Google buys carbon removal credits from Brazil startup, joining Microsoft


FILE PHOTO: A drone view shows a deforested plot of Brazil's Amazon rainforest in the municipality of Humaita, Amazonas state, Brazil, August 7, 2024. REUTERS/Adriano Machado/File Photo

SAO PAULO (Reuters) - Alphabet unit Google has agreed for the first time ever to purchase nature-based carbon removal credits from a Brazilian startup, its first engagement with carbon projects in the South American country.

Google will buy 50,000 metric tons of carbon removal credits by 2030 from Mombak, which purchases degraded land from farmers and ranchers or partners with them to replant native species in the Amazon rainforest, the firms said on Thursday.

Google, which had previously bought engineered removal credits, follows fellow U.S. tech giant Microsoft, which last year inked a deal to buy up to 1.5 million credits from Mombak.

The Brazilian startup and Google did not reveal terms of the deal. In 2023, when it sold credits to McLaren Racing, Mombak priced them at an average of more than $50 per ton.

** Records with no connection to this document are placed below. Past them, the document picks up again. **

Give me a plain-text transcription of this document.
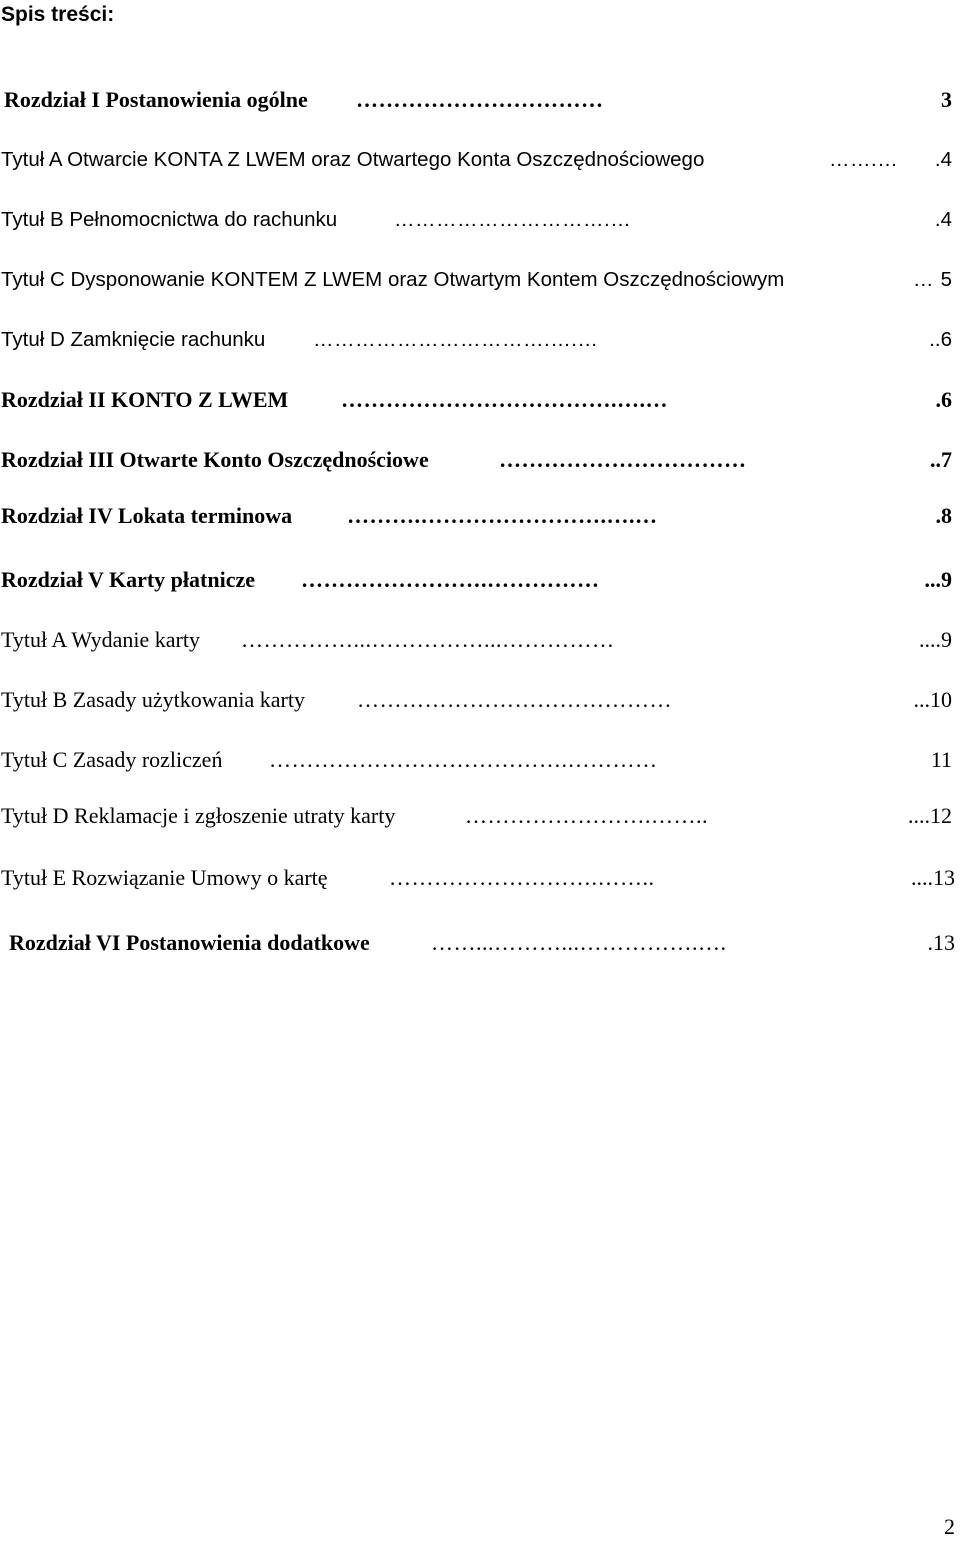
Spis treści:
Rozdział I Postanowienia ogólne ……………………………	3
Tytuł A Otwarcie KONTA Z LWEM oraz Otwartego Konta Oszczędnościowego	…….…	.4
Tytuł B Pełnomocnictwa do rachunku	………………………….…	.4
Tytuł C Dysponowanie KONTEM Z LWEM oraz Otwartym Kontem Oszczędnościowym	… 5
Tytuł D Zamknięcie rachunku …………………………….….…	..6
Rozdział II KONTO Z LWEM ……………………………….….…	.6
Rozdział III Otwarte Konto Oszczędnościowe	……………………………	..7
Rozdział IV Lokata terminowa ……….…………………….….…	.8
Rozdział V Karty płatnicze …………………….……………	...9
Tytuł A Wydanie karty ……………...……………...……………	....9
Tytuł B Zasady użytkowania karty ……………………………………	...10
Tytuł C Zasady rozliczeń ………………………………….…………	11
Tytuł D Reklamacje i zgłoszenie utraty karty	…………………….……..	....12
Tytuł E Rozwiązanie Umowy o kartę	……………………….……..	....13
Rozdział VI Postanowienia dodatkowe	……...………...…………….….	.13
2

"The vote of confidence for us and this sector in general that comes from Google stepping into this is a really positive signal," Mombak's Chief Technology Officer Dan Harburg said in an interview, hoping it would trigger more deals.

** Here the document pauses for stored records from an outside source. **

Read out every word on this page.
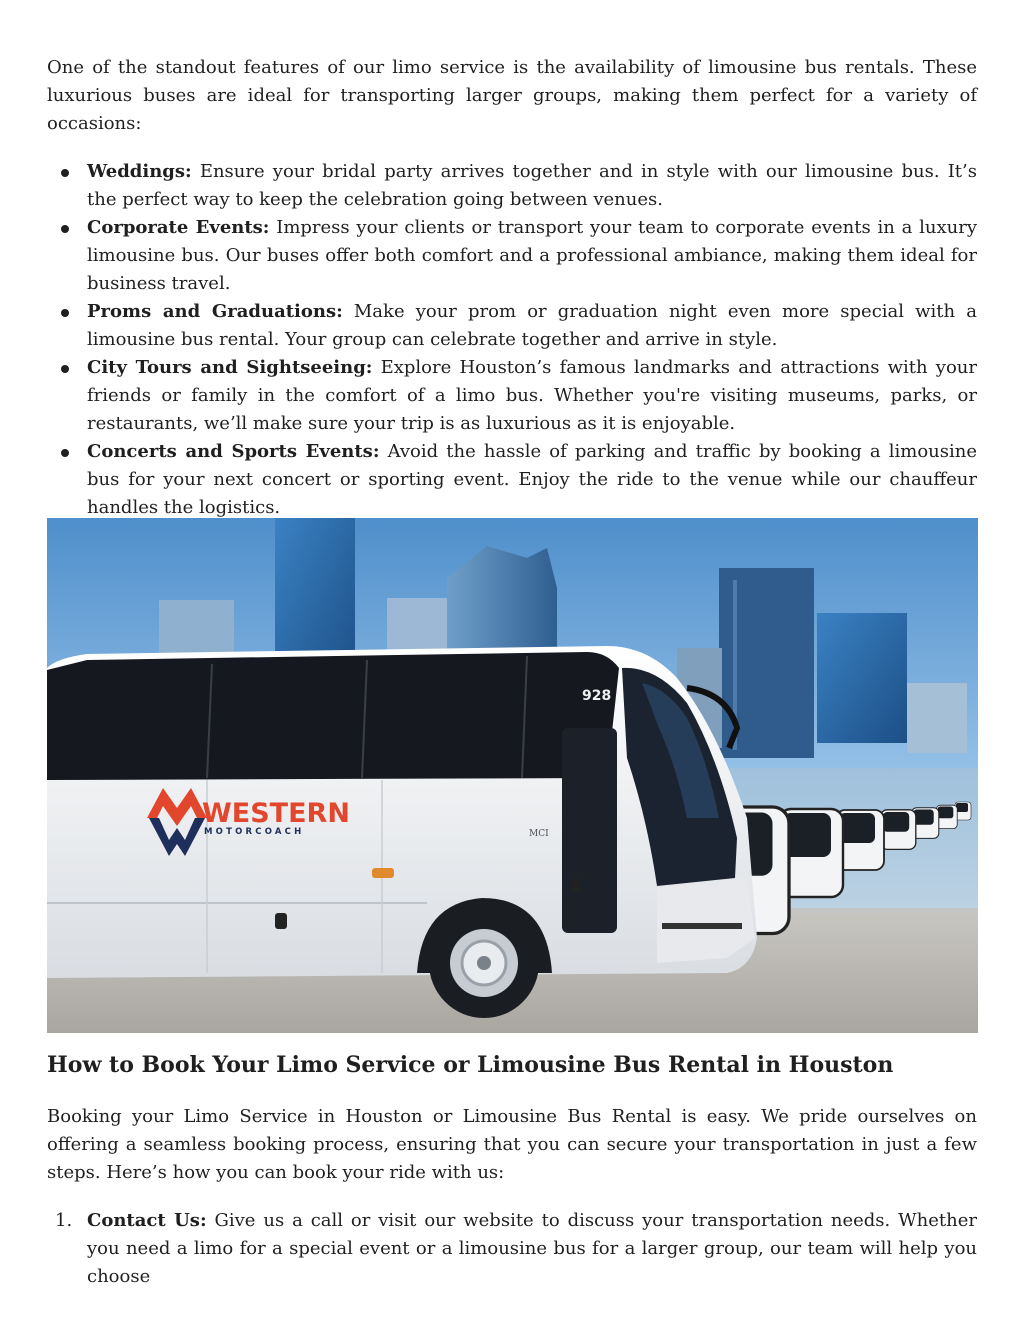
One of the standout features of our limo service is the availability of limousine bus rentals. These luxurious buses are ideal for transporting larger groups, making them perfect for a variety of occasions:

Weddings: Ensure your bridal party arrives together and in style with our limousine bus. It’s the perfect way to keep the celebration going between venues.
Corporate Events: Impress your clients or transport your team to corporate events in a luxury limousine bus. Our buses offer both comfort and a professional ambiance, making them ideal for business travel.
Proms and Graduations: Make your prom or graduation night even more special with a limousine bus rental. Your group can celebrate together and arrive in style.
City Tours and Sightseeing: Explore Houston’s famous landmarks and attractions with your friends or family in the comfort of a limo bus. Whether you're visiting museums, parks, or restaurants, we’ll make sure your trip is as luxurious as it is enjoyable.
Concerts and Sports Events: Avoid the hassle of parking and traffic by booking a limousine bus for your next concert or sporting event. Enjoy the ride to the venue while our chauffeur handles the logistics.
928
MCI
WESTERN
MOTORCOACH
How to Book Your Limo Service or Limousine Bus Rental in Houston

Booking your Limo Service in Houston or Limousine Bus Rental is easy. We pride ourselves on offering a seamless booking process, ensuring that you can secure your transportation in just a few steps. Here’s how you can book your ride with us:

1. Contact Us: Give us a call or visit our website to discuss your transportation needs. Whether you need a limo for a special event or a limousine bus for a larger group, our team will help you choose
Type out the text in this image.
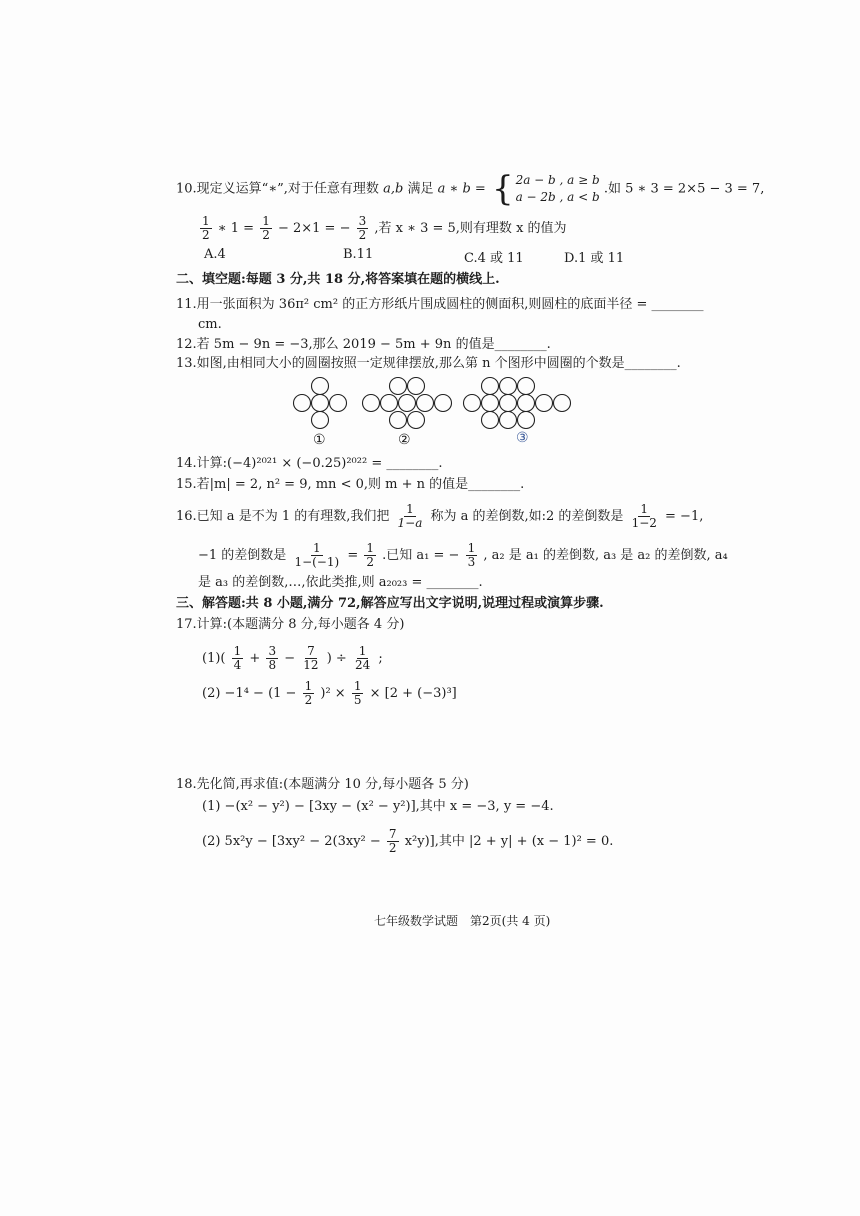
10.现定义运算“∗”,对于任意有理数 a,b 满足 a ∗ b = { 2a − b , a ≥ b
a − 2b , a < b
.如 5 ∗ 3 = 2×5 − 3 = 7,
$\frac{1}{2}$ ∗ $1 = \frac{1}{2} - 2\times 1$ = − $\frac{3}{2}$ ,若 x ∗ 3 = 5,则有理数 x 的值为
A.4	B.11	C.4 或 11	D.1 或 11
二、填空题:每题 3 分,共 18 分,将答案填在题的横线上.
11.用一张面积为 36π² cm² 的正方形纸片围成圆柱的侧面积,则圆柱的底面半径 = ________
cm.
12.若 5m − 9n = −3,那么 2019 − 5m + 9n 的值是________.
13.如图,由相同大小的圆圈按照一定规律摆放,那么第 n 个图形中圆圈的个数是________.
①	②	③
14.计算:(−4)²⁰²¹ × (−0.25)²⁰²² = ________.
15.若|m| = 2, n² = 9, mn < 0,则 m + n 的值是________.
16.已知 a 是不为 1 的有理数,我们把 $\frac{1}{1-a}$ 称为 a 的差倒数,如:2 的差倒数是 $\frac{1}{1-2} = -1$,
−1 的差倒数是 $\frac{1}{1-(-1)} = \frac{1}{2}$ .已知 a₁ = − $\frac{1}{3}$ , a₂ 是 a₁ 的差倒数, a₃ 是 a₂ 的差倒数, a₄
是 a₃ 的差倒数,…,依此类推,则 a₂₀₂₃ = ________.
三、解答题:共 8 小题,满分 72,解答应写出文字说明,说理过程或演算步骤.
17.计算:(本题满分 8 分,每小题各 4 分)
$(1)( \frac{1}{4} + \frac{3}{8} - \frac{7}{12}$ ) ÷ $\frac{1}{24}$ ;
$(2) -1^4 - (1 - \frac{1}{2} )^2 \times \frac{1}{5} \times [2 + (-3)^3]$
18.先化简,再求值:(本题满分 10 分,每小题各 5 分)
(1) −(x² − y²) − [3xy − (x² − y²)],其中 x = −3, y = −4.
(2) $5x^2y - [3xy^2 - 2(3xy^2 - \frac{7}{2} x^2y)]$,其中 |2 + y| + (x − 1)² = 0.
七年级数学试题　第2页(共 4 页)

The announcement comes as companies and authorities gather this month in New York for its annual Climate Week.

Earlier this week, Facebook owner Meta agreed to buy up to 3.9 million carbon offset credits from Brazilian investment bank BTG Pactual's forestry arm.

Google, Microsoft, Meta and Salesforce are the co-founders of the so-called Symbiosis Coalition, which pledges to contract for up to 20 million tons of nature-based carbon removal credits by 2030.

Carbon offsets allow companies to make up for greenhouse gas emissions by paying for actions to cut emissions elsewhere to meet corporate climate goals. Each credit represents a reduction of one ton of carbon dioxide emissions.

Critics of carbon offset markets, including Greenpeace, say they allow emitters to keep releasing greenhouse gases.